Benefits of the New Approach
The beauty of this LLM-based approach, facilitated by tools like Instructor, includes:
Simpler Application Code: Your code focuses on what you need (a validated date), not the complex how of parsing every possible natural language variation.
Reduced Development & Maintenance: Less time spent writing, debugging, and updating intricate parsing logic.
Increased Flexibility: LLMs often handle a wider range of inputs and nuances more gracefully than hand-coded rules.

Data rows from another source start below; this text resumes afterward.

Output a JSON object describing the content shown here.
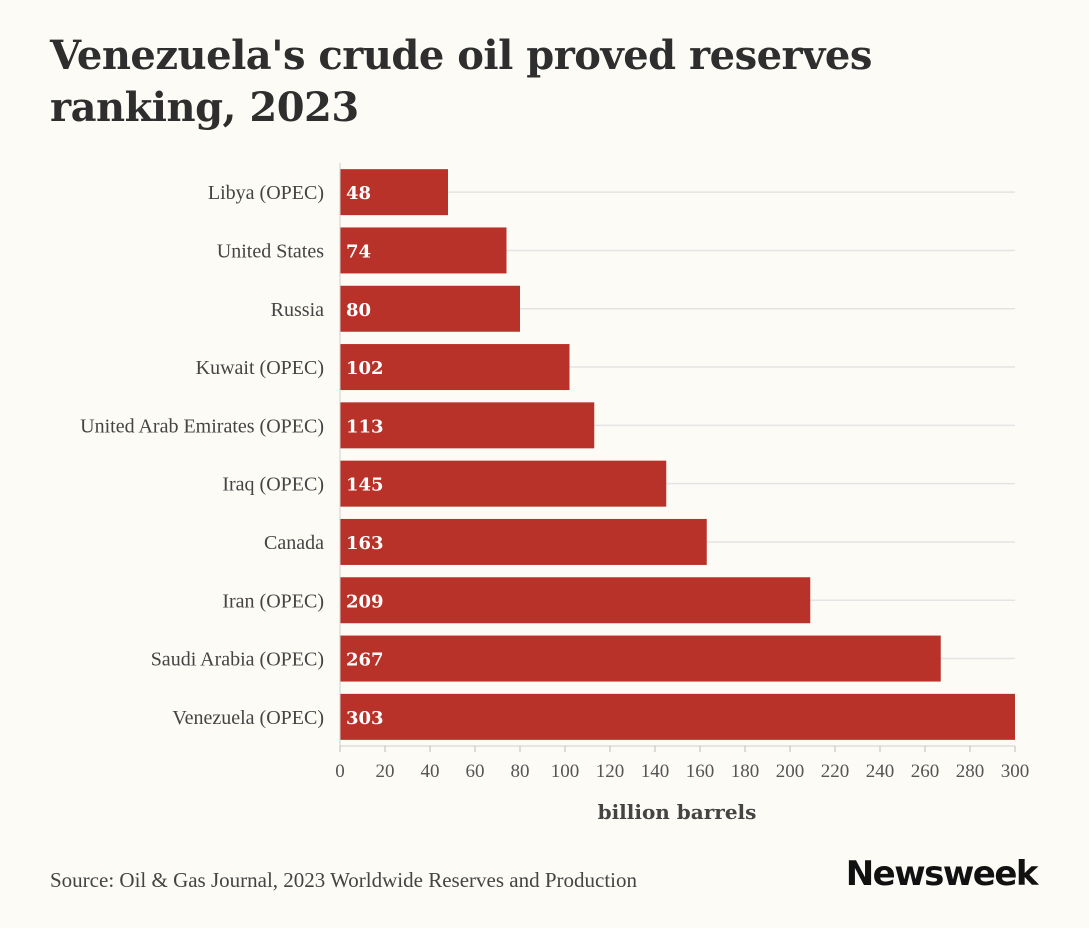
{
  "title": "Venezuela's crude oil proved reserves ranking, 2023",
  "source": "Source: Oil & Gas Journal, 2023 Worldwide Reserves and Production",
  "brand": "Newsweek",
  "colors": {
    "bar": "#b83229",
    "grid": "#e4e4e4",
    "background": "#fcfbf6"
  },
  "chart_data": {
    "type": "bar",
    "orientation": "horizontal",
    "categories": [
      "Libya (OPEC)",
      "United States",
      "Russia",
      "Kuwait (OPEC)",
      "United Arab Emirates (OPEC)",
      "Iraq (OPEC)",
      "Canada",
      "Iran (OPEC)",
      "Saudi Arabia (OPEC)",
      "Venezuela (OPEC)"
    ],
    "values": [
      48,
      74,
      80,
      102,
      113,
      145,
      163,
      209,
      267,
      303
    ],
    "xlabel": "billion barrels",
    "ylabel": "",
    "xlim": [
      0,
      300
    ],
    "xticks": [
      0,
      20,
      40,
      60,
      80,
      100,
      120,
      140,
      160,
      180,
      200,
      220,
      240,
      260,
      280,
      300
    ],
    "grid": true
  }
}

Minimal Runtime Cost: As mentioned, the cost per LLM call for tasks like this is now incredibly low, often making it economically advantageous when factoring in saved developer time.
Making it Robust
Tools like Instructor are key here because they add a layer of reliability. By allowing you to define the expected output structure (using Pydantic) and automatically handling validation (and even retries on failure), they bridge the gap between the probabilistic nature of LLMs and the need for predictable outputs in software.
Plus, for these kinds of targeted tasks, inference speed on smaller, optimized models (like GPT-3.5 Turbo, GPT-4o mini, Claude Haiku, etc.) is often surprisingly fast, making this practical for many real-time uses.
Honestly, I feel like we're just scratching the surface here. Moving from using AI to write code to using AI as functional code components opens up fascinating possibilities. It forces us to rethink how we build systems and where complexity should live. It’s an exciting time to be figuring out how these powerful, increasingly affordable tools fit into our workflows.
I can endorse the immense utility of this from my experience of implementing an ontology for an industry domain. A library like Instructor, combined with good notational approaches incorporating Pydantic, significantly help bridge the gap between the unstructured world of Generative AI and the structured, deterministic world of conventional software.